環境省は18日、奄美市笠利町の奄美空港で野生動植物の持ち出しに関する調査を開始した。同空港での調査は初の試み。乗客が持ち込む動植物の状況・実態を把握することで、今後の水際対策や現地の監視体制強化など、希少種の密猟・密輸対策に生かしていく。

希少動植物の持ち出しは国の法律、県や自治体の条例などで規制されており、奄美空港では、2019年4月にアマミイシカワガエルなど希少種28匹を無断で捕獲したとして東京都内のペットショップ店員らが検挙される事件が起きている。近年は捕獲や採取が禁止されている世界自然遺産区域での昆虫トラップの設置も相次ぎ発覚。同省は空港関係者と協力して研修会を開くなど、希少種の保護に向けた対策強化を急いでいる。

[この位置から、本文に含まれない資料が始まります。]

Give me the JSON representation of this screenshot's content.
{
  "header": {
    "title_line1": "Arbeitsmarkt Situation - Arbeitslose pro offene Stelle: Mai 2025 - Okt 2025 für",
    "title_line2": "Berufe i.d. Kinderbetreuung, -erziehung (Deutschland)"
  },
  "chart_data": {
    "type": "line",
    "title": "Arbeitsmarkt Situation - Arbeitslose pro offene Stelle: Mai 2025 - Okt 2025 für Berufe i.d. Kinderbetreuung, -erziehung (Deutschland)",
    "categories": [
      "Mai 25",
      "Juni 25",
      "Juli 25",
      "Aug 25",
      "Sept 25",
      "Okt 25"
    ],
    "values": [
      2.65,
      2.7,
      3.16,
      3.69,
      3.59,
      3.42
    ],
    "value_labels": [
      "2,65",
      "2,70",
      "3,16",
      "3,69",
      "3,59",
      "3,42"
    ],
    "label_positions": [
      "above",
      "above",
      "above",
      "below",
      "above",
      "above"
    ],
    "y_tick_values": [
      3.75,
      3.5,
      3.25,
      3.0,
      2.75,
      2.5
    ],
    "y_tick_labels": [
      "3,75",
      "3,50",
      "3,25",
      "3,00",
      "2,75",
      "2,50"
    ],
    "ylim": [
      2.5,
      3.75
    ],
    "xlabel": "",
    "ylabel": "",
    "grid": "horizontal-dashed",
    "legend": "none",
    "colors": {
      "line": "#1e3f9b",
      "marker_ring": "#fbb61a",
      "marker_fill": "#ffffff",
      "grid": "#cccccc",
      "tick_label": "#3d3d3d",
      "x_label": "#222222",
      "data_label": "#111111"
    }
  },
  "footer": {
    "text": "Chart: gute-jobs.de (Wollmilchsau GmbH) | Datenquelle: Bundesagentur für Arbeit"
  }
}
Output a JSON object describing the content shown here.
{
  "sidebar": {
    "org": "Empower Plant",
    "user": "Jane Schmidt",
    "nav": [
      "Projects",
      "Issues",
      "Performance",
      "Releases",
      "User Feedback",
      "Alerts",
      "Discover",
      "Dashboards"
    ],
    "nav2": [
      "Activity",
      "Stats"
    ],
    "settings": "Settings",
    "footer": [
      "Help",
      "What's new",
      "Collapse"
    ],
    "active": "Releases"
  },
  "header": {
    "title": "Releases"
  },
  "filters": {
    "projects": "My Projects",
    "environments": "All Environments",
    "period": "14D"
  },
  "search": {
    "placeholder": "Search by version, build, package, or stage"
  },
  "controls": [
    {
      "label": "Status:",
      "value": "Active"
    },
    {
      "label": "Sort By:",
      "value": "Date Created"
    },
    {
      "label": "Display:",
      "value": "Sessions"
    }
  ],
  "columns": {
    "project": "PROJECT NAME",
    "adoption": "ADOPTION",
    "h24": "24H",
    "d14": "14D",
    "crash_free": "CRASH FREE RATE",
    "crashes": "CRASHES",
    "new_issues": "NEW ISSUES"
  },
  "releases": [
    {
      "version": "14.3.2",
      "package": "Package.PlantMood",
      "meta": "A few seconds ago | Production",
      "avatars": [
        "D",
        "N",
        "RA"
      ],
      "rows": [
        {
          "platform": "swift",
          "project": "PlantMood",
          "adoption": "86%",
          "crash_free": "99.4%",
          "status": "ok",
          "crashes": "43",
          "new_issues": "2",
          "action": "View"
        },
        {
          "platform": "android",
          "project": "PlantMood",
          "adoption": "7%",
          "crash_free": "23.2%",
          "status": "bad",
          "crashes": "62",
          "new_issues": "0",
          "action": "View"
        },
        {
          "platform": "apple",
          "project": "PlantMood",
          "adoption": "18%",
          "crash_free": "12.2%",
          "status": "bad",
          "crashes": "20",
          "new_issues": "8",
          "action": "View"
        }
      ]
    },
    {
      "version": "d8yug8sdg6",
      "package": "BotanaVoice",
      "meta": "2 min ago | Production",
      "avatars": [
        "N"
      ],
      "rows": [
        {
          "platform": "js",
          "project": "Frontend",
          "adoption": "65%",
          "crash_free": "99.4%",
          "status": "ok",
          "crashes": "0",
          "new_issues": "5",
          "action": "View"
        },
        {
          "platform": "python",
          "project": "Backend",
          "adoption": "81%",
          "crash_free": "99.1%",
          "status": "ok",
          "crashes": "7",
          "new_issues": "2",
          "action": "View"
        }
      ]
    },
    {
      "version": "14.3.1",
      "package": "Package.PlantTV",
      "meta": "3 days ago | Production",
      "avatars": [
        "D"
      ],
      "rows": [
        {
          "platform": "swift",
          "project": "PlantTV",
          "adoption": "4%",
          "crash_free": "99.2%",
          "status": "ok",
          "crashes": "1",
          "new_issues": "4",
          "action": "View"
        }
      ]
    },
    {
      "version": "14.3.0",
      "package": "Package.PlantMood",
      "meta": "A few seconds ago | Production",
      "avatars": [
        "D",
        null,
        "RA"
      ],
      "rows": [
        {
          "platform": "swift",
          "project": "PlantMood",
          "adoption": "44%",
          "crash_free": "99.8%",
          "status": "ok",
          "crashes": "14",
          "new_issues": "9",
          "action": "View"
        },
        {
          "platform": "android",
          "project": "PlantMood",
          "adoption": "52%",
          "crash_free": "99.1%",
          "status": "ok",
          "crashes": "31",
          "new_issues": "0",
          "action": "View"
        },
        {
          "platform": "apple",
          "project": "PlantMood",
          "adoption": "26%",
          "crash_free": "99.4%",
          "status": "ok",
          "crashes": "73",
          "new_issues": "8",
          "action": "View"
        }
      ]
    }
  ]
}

調査は26日までの一週間。空港内に調査員が待機し、動植物の持ち出しが見られる乗客の同意を得た上で手荷物などを確認。種名や捕獲場所などを調べ、対策に向けた基礎データを集めていく。

期間中は、来島者への希少種保護に向けた啓発チラシもあわせて配布。違反する事案が確認されれば、通報も行っていく。

同沖縄奄美自然環境事務所奄美群島国立公園管理事務所の後藤雅文離島希少種保全専門官は「これまでは問い合わせごとに対応してきたが、どこで捕獲されたのかなど(被害の)実態が不明瞭だった」と調査の経緯を説明。「島の自然を守るため、関係者が一丸となって対策に取り組んでいきたい」と話した。

なお調査は10月にも予定。現在、日程を調整している。